Des levées de fonds records

Plusieurs entreprises spécialisées ont récemment annoncé des tours de table de plusieurs centaines de millions de dollars. Ces financements doivent permettre d'industrialiser la fabrication et de déployer les premiers robots dans des environnements réels, comme les entrepôts logistiques ou les chaînes de montage automobile. Les fonds levés dépassent déjà le milliard de dollars cumulé sur les douze derniers mois, un montant sans précédent pour ce segment.

Les applications visées

Contrairement aux bras robotisés fixes qui équipent déjà les usines, les robots humanoïdes sont conçus pour naviguer dans des espaces conçus pour les humains et manipuler des outils standards. Leurs promoteurs mettent en avant leur capacité à combler les pénuries de main-d'œuvre dans des secteurs pénibles, comme la manutention ou le nettoyage industriel. Plusieurs prototypes sont actuellement testés dans des entrepôts de grandes plateformes de commerce en ligne.

Un pari technologique et financier

Réaliser un robot capable de marcher, de saisir des objets variés et d'exécuter des consignes complexes de manière fiable reste un défi d'ingénierie. Les entreprises concurrentes misent sur des approches différentes : certaines développent leurs propres composants, tandis que d'autres intègrent des technologies existantes. La rentabilité à court terme n'est pas garantie, mais les investisseurs tablent sur une adoption massive à l'horizon de cinq à dix ans.

Le contexte concurrentiel

De nombreuses startups, principalement basées aux États-Unis et en Chine, se disputent le marché. Certaines bénéficient du soutien de grands groupes technologiques, qui voient dans ces machines une plateforme pour déployer leurs systèmes d'intelligence artificielle. La compétition s'intensifie également sur le plan des brevets et des talents en génie logiciel et mécanique.

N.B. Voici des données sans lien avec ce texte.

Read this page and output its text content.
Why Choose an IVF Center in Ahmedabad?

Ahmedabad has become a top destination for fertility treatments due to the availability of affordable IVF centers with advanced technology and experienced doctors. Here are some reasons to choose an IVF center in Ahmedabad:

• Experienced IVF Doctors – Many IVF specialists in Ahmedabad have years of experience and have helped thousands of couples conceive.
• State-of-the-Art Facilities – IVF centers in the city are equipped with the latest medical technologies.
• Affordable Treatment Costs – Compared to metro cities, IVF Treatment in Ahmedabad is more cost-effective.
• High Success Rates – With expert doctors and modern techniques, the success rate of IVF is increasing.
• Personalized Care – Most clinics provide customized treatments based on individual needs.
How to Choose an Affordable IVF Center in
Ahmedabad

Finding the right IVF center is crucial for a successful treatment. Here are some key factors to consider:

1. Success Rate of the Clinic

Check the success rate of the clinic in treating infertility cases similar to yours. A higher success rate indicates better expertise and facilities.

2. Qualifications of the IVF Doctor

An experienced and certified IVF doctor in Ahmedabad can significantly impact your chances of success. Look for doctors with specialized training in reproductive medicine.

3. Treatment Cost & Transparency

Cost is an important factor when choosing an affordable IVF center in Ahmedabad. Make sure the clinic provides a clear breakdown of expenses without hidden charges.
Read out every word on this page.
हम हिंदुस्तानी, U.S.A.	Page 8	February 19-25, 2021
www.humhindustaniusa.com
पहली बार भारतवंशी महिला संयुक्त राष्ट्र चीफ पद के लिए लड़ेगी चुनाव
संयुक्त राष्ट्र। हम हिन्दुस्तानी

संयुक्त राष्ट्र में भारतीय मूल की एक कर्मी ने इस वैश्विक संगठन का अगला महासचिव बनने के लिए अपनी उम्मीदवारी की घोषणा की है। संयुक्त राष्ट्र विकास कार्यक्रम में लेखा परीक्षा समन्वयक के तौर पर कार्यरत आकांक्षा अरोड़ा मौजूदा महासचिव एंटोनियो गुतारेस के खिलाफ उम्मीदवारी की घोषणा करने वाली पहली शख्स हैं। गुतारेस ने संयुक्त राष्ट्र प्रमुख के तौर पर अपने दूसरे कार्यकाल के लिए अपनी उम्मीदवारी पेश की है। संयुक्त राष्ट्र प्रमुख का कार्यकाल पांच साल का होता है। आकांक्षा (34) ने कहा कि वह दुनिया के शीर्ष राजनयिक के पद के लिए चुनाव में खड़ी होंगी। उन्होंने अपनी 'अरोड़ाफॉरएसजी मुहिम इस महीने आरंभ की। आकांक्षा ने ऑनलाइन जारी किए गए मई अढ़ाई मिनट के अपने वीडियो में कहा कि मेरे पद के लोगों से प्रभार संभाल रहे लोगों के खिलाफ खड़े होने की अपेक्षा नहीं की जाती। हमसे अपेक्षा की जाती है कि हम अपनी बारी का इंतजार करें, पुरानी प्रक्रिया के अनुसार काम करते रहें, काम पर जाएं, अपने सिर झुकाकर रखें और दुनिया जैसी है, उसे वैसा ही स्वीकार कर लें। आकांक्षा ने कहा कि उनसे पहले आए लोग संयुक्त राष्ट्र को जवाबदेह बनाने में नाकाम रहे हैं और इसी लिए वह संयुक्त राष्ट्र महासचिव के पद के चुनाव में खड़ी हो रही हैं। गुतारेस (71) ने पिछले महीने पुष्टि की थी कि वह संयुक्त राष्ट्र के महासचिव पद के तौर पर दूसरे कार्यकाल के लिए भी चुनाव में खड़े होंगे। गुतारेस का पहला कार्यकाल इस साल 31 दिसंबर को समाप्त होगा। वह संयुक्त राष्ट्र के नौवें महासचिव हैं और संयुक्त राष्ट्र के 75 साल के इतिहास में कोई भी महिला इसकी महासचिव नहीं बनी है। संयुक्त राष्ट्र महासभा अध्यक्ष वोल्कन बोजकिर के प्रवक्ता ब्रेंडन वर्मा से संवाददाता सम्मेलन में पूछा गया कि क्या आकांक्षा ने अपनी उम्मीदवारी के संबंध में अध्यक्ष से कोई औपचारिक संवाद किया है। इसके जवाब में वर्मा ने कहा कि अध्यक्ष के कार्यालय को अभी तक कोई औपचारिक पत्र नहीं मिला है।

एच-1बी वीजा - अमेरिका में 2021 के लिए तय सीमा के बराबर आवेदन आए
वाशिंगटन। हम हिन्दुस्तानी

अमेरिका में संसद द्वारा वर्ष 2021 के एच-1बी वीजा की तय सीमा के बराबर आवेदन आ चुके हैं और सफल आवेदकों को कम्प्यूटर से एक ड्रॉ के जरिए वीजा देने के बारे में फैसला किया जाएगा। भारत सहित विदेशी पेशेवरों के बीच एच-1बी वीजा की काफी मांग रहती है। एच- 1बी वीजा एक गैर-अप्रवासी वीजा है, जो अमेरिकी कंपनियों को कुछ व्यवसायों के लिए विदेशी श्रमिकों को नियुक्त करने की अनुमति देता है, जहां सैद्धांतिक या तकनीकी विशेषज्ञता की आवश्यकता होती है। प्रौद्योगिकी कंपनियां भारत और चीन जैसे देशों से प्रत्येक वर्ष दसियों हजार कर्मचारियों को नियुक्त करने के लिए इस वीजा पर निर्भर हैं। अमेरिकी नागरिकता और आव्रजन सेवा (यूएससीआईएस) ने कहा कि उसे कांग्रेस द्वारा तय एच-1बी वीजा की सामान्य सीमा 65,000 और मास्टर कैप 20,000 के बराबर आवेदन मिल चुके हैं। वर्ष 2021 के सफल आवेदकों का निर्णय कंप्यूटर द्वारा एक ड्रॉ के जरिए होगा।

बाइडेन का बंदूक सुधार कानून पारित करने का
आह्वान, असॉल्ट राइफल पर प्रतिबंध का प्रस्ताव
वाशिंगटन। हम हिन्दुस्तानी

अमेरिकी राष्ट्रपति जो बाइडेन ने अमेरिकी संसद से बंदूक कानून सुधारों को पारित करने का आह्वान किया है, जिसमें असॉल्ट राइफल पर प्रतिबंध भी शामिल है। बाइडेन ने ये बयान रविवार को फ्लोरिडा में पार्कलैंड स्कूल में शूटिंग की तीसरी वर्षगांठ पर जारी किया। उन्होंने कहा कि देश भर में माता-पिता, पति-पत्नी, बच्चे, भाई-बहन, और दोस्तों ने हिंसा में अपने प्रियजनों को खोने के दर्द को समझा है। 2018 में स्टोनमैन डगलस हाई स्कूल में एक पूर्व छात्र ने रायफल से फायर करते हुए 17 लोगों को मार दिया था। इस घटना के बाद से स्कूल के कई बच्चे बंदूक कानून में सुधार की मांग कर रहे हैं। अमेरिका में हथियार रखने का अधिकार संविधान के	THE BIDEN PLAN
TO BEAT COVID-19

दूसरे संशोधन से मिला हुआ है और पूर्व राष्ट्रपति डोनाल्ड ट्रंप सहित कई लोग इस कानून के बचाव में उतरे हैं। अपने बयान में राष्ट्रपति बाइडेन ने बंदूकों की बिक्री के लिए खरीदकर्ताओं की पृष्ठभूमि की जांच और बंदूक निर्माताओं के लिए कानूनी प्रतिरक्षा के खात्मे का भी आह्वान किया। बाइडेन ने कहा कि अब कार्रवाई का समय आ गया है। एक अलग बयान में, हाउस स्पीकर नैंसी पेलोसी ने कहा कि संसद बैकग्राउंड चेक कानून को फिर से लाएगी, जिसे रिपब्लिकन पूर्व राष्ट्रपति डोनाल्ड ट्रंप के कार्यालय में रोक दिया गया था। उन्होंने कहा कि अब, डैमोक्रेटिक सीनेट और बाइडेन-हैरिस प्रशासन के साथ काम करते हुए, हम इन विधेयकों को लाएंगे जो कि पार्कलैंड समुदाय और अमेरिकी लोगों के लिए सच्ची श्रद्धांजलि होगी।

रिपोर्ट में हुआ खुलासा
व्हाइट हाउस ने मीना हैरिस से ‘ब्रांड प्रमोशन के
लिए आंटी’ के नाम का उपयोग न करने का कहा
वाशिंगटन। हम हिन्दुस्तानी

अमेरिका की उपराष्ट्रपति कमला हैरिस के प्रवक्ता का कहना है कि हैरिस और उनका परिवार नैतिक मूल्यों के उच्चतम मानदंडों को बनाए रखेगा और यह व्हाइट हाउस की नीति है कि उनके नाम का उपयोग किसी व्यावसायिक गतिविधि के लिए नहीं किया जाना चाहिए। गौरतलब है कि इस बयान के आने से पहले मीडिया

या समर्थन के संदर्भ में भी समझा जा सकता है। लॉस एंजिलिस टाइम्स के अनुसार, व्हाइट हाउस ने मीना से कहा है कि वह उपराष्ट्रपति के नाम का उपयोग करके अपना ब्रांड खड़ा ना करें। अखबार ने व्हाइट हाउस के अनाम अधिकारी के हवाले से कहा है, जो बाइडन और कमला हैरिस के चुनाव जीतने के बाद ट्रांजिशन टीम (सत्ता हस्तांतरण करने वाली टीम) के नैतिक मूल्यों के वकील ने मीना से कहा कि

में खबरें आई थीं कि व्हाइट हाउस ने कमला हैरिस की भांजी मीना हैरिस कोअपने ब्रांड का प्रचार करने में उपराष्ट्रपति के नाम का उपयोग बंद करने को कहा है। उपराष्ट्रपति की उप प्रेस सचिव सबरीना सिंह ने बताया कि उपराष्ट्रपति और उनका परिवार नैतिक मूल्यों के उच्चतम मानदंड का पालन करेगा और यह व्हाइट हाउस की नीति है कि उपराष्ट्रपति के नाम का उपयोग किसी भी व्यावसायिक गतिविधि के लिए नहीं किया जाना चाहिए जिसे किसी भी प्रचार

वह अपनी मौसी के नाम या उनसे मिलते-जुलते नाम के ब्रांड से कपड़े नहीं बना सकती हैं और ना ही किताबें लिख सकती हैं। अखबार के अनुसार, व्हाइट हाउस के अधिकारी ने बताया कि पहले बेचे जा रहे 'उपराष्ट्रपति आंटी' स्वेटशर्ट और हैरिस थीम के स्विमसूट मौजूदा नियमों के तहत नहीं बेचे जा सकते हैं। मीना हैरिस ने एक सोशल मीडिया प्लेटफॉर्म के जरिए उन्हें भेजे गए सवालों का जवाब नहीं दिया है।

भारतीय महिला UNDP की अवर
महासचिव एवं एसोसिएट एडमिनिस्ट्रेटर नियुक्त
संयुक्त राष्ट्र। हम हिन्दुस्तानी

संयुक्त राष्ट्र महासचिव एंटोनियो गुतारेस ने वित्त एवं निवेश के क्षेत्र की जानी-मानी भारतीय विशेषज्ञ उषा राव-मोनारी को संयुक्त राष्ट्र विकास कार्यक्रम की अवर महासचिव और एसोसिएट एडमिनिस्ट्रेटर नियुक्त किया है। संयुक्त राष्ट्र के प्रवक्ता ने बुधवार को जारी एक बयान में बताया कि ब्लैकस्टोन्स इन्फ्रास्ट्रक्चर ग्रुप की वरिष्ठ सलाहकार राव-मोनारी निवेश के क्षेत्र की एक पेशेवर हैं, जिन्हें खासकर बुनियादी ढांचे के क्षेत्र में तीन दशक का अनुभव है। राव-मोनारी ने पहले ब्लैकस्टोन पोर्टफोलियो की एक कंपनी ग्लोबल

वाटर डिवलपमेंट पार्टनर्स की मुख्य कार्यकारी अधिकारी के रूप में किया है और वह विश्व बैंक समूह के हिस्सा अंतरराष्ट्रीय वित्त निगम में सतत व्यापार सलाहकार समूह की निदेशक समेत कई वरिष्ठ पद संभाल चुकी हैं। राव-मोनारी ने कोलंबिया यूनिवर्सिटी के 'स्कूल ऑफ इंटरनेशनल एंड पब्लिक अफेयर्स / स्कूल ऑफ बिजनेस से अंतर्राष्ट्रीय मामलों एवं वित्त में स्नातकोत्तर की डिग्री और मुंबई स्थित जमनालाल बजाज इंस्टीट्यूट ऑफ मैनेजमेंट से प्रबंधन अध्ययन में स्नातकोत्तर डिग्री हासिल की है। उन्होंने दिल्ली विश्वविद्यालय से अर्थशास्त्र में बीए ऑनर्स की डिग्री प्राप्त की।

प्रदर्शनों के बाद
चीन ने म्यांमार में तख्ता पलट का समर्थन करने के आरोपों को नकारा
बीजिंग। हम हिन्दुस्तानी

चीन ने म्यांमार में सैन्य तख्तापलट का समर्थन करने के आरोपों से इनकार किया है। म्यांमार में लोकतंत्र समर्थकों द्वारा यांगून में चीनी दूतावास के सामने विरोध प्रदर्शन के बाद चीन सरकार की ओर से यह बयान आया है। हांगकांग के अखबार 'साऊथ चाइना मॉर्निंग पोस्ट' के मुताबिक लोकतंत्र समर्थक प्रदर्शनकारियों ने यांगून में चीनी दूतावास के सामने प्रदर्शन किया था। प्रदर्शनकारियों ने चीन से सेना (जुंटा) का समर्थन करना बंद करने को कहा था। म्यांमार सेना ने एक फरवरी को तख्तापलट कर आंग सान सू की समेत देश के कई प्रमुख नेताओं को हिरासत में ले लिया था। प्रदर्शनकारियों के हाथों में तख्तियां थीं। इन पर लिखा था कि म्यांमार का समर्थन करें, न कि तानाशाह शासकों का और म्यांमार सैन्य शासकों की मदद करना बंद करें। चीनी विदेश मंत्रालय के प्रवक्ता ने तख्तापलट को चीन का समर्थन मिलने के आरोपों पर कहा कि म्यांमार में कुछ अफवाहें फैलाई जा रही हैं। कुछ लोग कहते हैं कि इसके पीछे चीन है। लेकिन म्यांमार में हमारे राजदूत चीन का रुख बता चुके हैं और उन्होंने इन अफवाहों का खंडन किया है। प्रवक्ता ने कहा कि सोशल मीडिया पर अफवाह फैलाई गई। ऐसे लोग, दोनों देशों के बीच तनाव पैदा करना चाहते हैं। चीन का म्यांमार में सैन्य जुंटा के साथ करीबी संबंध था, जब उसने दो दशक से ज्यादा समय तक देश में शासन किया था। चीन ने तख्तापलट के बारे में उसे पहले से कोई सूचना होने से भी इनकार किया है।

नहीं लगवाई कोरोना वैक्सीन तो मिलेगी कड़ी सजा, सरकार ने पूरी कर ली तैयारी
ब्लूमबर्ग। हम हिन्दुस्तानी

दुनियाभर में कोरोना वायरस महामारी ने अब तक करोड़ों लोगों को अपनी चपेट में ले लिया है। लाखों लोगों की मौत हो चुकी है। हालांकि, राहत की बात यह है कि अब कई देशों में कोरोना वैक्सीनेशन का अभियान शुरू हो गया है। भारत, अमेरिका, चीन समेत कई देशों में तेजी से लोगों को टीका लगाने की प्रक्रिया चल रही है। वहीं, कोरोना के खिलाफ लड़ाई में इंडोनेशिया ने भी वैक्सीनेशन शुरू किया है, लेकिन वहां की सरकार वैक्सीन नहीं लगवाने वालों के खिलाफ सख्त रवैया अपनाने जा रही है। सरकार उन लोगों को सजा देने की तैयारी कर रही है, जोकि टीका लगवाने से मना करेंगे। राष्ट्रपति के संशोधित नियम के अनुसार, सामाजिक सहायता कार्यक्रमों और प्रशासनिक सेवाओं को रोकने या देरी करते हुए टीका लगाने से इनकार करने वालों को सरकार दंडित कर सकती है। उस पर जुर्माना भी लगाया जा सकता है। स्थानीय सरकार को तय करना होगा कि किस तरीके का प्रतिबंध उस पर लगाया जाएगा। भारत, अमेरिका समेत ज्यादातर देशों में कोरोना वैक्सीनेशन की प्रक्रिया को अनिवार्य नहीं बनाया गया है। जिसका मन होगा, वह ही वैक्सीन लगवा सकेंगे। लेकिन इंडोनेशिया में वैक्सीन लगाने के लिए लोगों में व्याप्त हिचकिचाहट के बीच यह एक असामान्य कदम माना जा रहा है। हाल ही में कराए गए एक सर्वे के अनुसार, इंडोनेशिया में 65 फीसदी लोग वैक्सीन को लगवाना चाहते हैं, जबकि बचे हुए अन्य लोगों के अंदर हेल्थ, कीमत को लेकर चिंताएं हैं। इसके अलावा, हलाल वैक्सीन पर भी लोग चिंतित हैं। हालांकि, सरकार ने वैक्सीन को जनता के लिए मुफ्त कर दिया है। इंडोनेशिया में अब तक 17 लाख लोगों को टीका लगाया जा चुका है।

Des défis réglementaires et éthiques

L'arrivée de ces robots dans les espaces publics et professionnels soulève des questions inédites en matière de sécurité, de responsabilité juridique et d'emploi. Les autorités de plusieurs pays commencent à élaborer des cadres normatifs. Les syndicats expriment des inquiétudes quant à la destruction d'emplois peu qualifiés, tandis que les entreprises insistent sur la nécessité de former les travailleurs à la collaboration homme-machine.